As this question mentions, one should say the bracha if the sky lights up, even if one does not see the bolt.

What if one is facing away from the window when lightning strikes and the light fills the room? Does this count as seeing lightning?

  • 1
    Did you take a look at the source quoted in the answer on that question to see how broadly it might apply?
    – Isaac Moses
    Commented Jun 26, 2013 at 19:24
  • I don't currently have access to it.
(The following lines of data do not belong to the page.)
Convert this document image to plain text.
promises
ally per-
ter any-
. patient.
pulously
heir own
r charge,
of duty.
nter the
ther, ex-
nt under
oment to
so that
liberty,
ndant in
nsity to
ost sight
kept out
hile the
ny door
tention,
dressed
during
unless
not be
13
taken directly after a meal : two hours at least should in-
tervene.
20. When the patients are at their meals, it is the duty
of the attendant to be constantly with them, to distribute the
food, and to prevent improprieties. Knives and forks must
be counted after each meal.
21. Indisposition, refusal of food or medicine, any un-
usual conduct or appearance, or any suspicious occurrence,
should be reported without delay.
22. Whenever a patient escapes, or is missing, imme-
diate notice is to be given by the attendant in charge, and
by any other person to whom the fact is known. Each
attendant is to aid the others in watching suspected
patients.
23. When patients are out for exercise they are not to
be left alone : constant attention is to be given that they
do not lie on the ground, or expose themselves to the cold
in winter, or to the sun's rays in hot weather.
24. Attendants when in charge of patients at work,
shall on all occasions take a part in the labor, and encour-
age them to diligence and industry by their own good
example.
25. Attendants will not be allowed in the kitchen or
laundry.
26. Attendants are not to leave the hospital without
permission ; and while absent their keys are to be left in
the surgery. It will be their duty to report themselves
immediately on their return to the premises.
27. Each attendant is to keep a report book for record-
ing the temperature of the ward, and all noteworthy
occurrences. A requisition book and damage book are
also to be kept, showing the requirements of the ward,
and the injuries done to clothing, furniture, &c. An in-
A link would be helpful.
    – Premundane
    Commented Jun 26, 2013 at 20:29
  • Why isn't this a duplicate of the linked question?
    – Daniel
    Commented Jun 26, 2013 at 21:47
  • As alluded to by others, the preexisting question already asks about "a bracha on a room illuminated from lightning from behind a curtain", which is similar enough to this that I'm seconding the motion to close.
    – msh210
    Commented Jun 27, 2013 at 7:17
  • @msh210 might it make sense to remove the bit about the curtain in that question?
    – Seth J
    Commented Jun 27, 2013 at 13:03

1 Answer 1


Shu"t Tzitz Eliezer (vol 12 siman 21) writes:

אבל גבי ברכת הברק מצינו היפוכו של דבר, דבשום מקום בתלמודין וברמב"ם וטור ושו"ע לא כתוב על זה בלשון הרואה, ומכיון שכן ברור הדבר שלא בעינן בזה שיראה גוף הברק בשמים, וצריך לברך גם כשרואה על הארץ קרני האור של הברק

It would appear from this that even if he only saw it in his room he would say the beracha, and not only if he saw it while looking outside.